What is that message? It is that even in the Ancient Near East, there were forces antagonistic to our people, our belief system, and our morality. Furthermore, these forces were, in many ways, amazingly similar to some of the forces which we face this very day.
What are some aspects of Balaam's mindset that may typify a philosophy prevalent in the Ancient Near East but which are equally common nowadays? Let's begin with his willingness to sell himself and his services for the right price.
Balaam, we have seen, lived hundreds of miles from Moab. He himself was not at all endangered by the Israelites as they marched towards the Promised Land and posed a threat to trespass Moab's territory. Indeed, his first response to Balak's emissaries was a negative one.
But soon we see that he was really just playing "hard to get." I rephrase what he said so that it sounds more like the language of so many contemporary politicians: "I have principles that I will not compromise. That is, I will not compromise except for the right price." Once the client ups the ante, the principles are abandoned and off he marches hand in hand with his new client, ready to comply with the client's wishes.
Our sages, in Ethics of the Fathers (5:23), impress us with their ability to reduce Balaam's entire character into three concise phrases: "Whoever possesses these three qualities is a disciple of the wicked Balaam: an evil eye, a haughty spirit, and mighty desires."
In other words, Baalam's special "assets" were envy, arrogance and lust; certainly not an uncommon triad of attributes among the politicians of our time.
Even more insightful is the observation made in the Talmud, which discovers the secret of Balaam's ability to place a curse upon others.

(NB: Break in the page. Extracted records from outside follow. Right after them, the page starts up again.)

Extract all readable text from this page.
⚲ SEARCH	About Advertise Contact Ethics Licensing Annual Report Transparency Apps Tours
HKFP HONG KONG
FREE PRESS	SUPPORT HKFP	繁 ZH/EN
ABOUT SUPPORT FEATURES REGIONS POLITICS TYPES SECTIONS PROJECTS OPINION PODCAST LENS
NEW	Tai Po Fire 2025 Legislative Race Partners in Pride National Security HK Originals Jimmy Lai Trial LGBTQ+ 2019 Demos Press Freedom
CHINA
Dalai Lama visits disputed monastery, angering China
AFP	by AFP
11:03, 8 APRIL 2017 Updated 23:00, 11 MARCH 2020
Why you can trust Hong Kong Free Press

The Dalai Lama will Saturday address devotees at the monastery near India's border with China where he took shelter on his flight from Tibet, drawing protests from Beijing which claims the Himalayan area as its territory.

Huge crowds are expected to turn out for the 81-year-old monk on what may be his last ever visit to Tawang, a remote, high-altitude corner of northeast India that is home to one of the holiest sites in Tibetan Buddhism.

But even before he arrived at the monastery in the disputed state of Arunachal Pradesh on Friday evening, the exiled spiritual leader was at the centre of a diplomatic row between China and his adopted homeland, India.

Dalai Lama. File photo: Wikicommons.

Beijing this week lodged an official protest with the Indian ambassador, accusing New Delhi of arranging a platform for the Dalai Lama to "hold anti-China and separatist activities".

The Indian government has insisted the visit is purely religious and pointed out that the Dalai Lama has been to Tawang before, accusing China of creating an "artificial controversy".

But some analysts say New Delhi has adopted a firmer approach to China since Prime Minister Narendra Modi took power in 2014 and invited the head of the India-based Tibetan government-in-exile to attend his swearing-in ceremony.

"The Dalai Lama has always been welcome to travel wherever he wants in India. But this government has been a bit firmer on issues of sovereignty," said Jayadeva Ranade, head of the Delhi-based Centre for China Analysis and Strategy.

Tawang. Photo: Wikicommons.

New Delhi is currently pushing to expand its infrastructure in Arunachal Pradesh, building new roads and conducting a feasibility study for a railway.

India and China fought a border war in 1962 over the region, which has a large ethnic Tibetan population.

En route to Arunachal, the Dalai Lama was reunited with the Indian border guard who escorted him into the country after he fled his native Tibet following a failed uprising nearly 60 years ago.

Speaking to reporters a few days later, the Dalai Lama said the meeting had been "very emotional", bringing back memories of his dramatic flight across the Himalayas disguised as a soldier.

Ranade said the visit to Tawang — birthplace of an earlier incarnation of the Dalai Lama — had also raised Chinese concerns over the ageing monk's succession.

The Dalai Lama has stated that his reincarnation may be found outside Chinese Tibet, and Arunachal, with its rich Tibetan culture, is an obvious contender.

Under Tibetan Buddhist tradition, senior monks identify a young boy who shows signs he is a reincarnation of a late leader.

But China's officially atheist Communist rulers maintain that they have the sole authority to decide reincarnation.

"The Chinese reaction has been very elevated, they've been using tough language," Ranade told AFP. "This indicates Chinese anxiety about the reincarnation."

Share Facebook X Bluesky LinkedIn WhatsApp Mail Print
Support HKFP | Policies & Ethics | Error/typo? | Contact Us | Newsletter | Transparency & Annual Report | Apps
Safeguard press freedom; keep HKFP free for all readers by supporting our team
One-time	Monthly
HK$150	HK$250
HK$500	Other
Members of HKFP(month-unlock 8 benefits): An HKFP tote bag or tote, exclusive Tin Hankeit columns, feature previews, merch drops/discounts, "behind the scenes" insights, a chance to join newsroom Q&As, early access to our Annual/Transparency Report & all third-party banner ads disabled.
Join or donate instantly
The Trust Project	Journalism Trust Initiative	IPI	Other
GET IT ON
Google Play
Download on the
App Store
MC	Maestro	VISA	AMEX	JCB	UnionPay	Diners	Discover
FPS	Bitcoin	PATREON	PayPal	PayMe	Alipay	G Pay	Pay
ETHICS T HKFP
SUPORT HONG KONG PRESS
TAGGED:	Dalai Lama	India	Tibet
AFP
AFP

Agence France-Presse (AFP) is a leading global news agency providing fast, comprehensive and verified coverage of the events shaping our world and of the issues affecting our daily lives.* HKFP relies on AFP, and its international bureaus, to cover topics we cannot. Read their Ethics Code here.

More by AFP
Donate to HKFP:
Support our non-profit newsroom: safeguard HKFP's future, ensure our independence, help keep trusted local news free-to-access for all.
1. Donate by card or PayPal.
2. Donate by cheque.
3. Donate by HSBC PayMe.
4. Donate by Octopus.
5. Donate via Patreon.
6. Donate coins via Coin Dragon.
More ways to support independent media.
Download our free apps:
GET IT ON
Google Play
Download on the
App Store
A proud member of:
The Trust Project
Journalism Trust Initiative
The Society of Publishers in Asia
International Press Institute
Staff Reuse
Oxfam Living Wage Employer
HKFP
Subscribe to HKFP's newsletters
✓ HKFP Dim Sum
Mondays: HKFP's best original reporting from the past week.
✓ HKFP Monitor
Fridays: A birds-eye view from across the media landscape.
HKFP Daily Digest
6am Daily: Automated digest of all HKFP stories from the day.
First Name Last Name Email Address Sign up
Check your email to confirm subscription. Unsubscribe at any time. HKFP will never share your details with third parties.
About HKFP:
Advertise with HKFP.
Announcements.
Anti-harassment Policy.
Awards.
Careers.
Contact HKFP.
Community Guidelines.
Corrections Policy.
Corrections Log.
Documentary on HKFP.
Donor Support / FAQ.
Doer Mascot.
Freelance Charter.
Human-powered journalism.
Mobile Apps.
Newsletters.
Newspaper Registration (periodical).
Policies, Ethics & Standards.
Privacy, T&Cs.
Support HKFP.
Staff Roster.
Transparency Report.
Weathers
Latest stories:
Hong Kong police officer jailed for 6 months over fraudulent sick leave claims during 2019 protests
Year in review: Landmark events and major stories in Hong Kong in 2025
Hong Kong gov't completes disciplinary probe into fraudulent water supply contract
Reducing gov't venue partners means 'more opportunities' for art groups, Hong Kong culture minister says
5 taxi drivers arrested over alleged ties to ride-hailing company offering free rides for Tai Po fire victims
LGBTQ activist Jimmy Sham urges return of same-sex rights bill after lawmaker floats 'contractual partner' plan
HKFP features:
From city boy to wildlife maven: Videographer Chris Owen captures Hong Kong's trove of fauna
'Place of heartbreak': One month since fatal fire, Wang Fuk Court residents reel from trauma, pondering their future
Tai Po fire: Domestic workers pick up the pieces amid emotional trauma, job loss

The Talmud tells us that he was somehow able to calculate the one precise moment in the day when the Almighty, compassionate at all other times, was wrathful. I have often understood this to mean that Balaam was able to separate out the aspects of the deity that, taken out of the context of God's mercy, looked very much like violent anger. Balaam was able to use religion as an excuse for violence.
In this regard, he could easily find company in modern times, when so many are able to ignore the abundant religious teachings of peace and tolerance, and instead use religion as an excuse for hatred and harmful acts. The correlation between religion and violence is one that critics of religion use well on behalf of their cause. That correlation, to the extent that it is true, is directly attributable to the ability of some religious extremists to "calculate the fleeting moment of God's wrath," to ignore the 99.9% of the Lord's day and dwell upon the microsecond in which His anger flares.
To fully appreciate the Torah's important messages, one must come to know against whom and against what they are aimed. The Torah elaborates at great length upon the figure of Balaam because he represents what was most objectionable in the Ancient Near East.
But the Torah is eternal, and all that it teaches in opposition to the prevalent culture of ancient times is equally relevant in modern times.
Man's dark side has not changed. Neither have the Torah's lessons of light.